Sunday, March 25, 2012

The Odds in a Coin Flip are not 50/50

To me the idea of "triplethought" (the name of my blog) is exemplified by this study.  It just goes to show you have to really challenge what you think you know as fact.  Do you think the odds of a flipped coin coming up either heads or tails is 50/50? Think again. A Standford study shows the odds in a coin toss odds aren’t 50/50 as almost everyone believes.... but more like 51% versus 49% in favor of the side that starts up when it is initially flipped.
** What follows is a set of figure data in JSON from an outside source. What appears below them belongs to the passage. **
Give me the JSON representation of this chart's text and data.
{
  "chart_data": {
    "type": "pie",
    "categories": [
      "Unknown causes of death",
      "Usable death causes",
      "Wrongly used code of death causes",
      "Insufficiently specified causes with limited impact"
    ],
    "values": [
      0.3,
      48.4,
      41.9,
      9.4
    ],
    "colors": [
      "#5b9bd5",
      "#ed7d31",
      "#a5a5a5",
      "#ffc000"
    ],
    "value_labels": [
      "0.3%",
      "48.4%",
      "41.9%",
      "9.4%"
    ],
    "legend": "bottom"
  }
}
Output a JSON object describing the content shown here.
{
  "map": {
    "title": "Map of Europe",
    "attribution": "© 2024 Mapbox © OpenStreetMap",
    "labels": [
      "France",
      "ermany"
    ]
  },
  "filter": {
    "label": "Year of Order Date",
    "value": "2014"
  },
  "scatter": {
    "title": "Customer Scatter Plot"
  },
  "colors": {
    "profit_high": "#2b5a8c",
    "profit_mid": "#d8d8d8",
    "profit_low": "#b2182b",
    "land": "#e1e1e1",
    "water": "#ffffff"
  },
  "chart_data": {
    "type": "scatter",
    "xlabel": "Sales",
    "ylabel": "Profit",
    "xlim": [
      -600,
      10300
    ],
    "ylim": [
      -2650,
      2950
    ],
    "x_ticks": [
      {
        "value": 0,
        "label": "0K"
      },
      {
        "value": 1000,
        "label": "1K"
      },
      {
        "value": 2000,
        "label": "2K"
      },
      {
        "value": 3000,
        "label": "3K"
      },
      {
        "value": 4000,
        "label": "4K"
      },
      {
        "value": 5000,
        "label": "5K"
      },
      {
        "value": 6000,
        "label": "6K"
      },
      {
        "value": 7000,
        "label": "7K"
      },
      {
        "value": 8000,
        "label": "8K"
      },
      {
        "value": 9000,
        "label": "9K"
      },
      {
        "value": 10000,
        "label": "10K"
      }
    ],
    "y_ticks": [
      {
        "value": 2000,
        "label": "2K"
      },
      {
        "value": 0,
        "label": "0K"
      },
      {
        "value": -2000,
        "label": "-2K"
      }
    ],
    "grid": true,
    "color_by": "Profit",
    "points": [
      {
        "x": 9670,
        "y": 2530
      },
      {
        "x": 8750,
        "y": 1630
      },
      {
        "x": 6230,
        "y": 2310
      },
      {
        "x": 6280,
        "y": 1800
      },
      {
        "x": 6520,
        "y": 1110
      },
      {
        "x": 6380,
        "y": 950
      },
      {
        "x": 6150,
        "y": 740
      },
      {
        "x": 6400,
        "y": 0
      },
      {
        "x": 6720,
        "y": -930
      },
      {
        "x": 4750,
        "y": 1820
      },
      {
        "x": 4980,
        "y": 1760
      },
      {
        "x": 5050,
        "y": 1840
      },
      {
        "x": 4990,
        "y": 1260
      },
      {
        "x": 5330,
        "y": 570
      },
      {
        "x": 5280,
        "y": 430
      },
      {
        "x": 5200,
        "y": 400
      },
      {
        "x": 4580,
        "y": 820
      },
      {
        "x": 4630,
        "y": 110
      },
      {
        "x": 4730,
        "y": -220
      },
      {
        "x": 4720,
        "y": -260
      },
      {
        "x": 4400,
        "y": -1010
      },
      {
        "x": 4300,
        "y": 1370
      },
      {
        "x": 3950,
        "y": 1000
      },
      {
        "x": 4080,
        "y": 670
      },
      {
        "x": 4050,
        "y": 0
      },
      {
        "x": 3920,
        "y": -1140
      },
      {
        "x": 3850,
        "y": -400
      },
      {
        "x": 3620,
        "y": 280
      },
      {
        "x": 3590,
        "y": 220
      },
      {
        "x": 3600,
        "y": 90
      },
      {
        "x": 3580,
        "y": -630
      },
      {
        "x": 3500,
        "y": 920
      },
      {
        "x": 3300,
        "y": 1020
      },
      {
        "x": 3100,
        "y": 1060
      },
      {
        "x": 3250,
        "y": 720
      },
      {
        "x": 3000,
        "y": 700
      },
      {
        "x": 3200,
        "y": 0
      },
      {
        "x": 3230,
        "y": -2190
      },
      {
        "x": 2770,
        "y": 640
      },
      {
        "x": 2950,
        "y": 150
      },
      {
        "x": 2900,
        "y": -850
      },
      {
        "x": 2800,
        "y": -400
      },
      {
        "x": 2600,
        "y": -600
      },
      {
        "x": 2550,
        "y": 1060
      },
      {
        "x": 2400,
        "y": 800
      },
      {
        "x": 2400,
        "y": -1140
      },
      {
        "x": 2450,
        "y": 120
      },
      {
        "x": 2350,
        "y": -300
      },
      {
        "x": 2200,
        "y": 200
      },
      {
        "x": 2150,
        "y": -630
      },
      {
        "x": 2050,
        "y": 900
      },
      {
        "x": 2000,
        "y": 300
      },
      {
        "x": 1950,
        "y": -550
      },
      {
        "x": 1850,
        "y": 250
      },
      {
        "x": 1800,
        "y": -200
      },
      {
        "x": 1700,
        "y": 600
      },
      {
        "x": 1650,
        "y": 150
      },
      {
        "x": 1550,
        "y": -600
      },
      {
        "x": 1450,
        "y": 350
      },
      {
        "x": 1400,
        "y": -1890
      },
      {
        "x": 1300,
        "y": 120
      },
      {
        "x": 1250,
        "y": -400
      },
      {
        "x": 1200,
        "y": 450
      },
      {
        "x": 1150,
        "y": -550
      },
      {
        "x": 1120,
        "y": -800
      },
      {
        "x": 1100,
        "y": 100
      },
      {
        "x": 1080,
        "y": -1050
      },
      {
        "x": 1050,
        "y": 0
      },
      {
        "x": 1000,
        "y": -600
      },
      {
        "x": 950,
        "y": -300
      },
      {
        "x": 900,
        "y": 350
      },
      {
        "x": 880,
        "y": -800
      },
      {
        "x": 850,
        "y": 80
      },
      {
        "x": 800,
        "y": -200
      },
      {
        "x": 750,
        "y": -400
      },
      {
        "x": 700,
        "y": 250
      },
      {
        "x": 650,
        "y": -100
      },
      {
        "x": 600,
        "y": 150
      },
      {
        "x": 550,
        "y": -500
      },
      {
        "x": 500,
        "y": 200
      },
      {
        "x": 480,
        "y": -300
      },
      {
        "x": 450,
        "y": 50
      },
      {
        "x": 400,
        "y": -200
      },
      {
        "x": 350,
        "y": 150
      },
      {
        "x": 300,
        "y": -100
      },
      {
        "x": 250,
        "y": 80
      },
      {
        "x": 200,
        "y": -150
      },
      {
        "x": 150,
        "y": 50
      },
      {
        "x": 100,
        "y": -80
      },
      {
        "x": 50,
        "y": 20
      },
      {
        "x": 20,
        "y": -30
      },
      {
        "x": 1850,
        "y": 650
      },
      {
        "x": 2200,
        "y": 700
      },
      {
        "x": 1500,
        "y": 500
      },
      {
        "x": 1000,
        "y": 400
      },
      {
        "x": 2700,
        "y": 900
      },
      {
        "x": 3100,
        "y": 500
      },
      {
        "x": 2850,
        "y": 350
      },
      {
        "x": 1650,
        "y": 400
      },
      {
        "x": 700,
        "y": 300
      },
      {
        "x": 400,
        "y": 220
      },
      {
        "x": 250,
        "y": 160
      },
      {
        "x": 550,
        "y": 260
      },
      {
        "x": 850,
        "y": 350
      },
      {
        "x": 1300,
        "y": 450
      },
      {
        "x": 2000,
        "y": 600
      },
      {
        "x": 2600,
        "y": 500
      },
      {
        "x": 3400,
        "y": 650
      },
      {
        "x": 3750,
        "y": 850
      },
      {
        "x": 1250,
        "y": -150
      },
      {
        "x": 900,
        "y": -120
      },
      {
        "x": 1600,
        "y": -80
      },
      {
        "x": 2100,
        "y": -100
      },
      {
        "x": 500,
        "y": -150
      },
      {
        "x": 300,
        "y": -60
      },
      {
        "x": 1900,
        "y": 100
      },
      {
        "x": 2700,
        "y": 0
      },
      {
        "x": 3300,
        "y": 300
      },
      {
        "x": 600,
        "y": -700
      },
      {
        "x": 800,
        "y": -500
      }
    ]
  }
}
It has nothing to do with the weight or imbalance in the coin.  There is a bias towards the side that starts up.  They used a machine to perform a large number of coin tosses and found the following:

  1. If the coin is tossed and caught, it has about a 51% chance of landing on the same face it was launched. (If it starts out as heads, there's a 51% chance it will end as heads).
  2. If the coin is spun, rather than tossed, it can have a much-larger-than-50% chance of ending with the heavier side down. Spun coins can exhibit "huge bias" (some spun coins will fall tails-up 80% of the time).
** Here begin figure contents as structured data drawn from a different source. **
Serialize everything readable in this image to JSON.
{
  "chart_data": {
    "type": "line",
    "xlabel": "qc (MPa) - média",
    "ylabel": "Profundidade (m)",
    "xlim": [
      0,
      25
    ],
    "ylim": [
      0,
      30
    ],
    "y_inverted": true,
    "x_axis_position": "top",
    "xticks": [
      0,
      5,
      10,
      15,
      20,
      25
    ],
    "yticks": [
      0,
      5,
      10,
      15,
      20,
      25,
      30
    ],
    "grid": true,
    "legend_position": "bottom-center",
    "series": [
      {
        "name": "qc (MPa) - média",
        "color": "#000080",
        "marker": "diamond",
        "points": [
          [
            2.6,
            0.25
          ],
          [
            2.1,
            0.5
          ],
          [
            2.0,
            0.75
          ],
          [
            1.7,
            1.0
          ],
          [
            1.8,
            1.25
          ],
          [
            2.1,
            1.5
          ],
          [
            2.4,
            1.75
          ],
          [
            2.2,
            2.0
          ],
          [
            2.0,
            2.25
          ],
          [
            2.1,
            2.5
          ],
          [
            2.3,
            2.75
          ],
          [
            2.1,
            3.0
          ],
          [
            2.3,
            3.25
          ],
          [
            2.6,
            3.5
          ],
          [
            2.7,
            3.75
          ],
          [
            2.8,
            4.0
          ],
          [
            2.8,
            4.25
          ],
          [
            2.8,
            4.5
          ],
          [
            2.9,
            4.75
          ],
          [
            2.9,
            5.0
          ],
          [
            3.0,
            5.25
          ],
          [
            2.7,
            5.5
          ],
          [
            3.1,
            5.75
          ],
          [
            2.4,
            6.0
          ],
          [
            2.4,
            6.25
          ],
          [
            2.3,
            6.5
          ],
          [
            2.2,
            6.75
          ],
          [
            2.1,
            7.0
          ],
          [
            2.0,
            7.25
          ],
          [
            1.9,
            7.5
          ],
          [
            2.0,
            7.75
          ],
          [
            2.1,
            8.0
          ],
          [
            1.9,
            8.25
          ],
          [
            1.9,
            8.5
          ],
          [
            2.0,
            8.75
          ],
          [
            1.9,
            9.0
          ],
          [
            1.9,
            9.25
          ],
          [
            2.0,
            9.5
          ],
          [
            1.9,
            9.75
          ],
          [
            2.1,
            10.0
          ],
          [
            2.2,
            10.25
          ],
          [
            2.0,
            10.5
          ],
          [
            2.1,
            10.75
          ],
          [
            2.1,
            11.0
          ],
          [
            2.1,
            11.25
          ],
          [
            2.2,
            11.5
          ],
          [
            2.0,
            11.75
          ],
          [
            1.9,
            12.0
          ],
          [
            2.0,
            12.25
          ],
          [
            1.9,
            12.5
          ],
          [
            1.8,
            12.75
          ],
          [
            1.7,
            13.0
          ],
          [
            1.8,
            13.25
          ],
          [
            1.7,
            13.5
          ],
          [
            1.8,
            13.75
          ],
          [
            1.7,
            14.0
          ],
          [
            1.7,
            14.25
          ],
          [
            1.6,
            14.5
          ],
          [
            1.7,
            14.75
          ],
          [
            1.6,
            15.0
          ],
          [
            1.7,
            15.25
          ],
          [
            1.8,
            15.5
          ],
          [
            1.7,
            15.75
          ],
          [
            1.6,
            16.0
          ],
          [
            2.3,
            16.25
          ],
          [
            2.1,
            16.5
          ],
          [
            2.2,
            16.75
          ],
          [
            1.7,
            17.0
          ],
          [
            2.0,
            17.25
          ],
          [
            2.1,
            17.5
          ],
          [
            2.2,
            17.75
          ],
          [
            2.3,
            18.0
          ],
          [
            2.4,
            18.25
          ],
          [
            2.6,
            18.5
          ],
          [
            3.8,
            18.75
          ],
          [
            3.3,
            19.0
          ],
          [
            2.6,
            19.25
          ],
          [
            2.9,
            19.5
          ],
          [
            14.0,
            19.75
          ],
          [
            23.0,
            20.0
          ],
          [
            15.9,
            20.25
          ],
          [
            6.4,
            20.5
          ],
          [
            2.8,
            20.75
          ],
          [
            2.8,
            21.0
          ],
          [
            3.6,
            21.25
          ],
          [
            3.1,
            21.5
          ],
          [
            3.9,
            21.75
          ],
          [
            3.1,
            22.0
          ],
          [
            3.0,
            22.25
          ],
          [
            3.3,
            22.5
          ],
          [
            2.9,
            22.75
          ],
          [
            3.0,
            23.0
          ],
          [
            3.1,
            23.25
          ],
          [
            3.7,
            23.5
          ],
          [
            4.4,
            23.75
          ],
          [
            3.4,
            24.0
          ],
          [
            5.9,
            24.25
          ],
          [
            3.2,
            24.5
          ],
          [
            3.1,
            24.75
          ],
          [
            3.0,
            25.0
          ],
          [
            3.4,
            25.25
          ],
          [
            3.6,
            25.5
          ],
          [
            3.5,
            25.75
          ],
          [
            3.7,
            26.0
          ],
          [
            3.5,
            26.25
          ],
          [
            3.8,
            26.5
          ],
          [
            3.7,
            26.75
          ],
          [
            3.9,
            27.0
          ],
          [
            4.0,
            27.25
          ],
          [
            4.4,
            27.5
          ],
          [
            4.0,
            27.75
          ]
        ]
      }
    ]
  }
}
  3. If the coin is tossed and allowed to clatter to the floor, this probably adds randomness.
  4. If the coin is tossed and allowed to clatter to the floor where it spins, as will sometimes happen, the above spinning bias probably comes into play.
  5. A coin will land on its edge around 1 in 6000 throws, creating a flipistic singularity.
  6. The same initial coin-flipping conditions produce the same coin flip result. That is, there's a certain amount of determinism to the coin flip.
  7. A more robust coin toss (more revolutions) decreases the bias.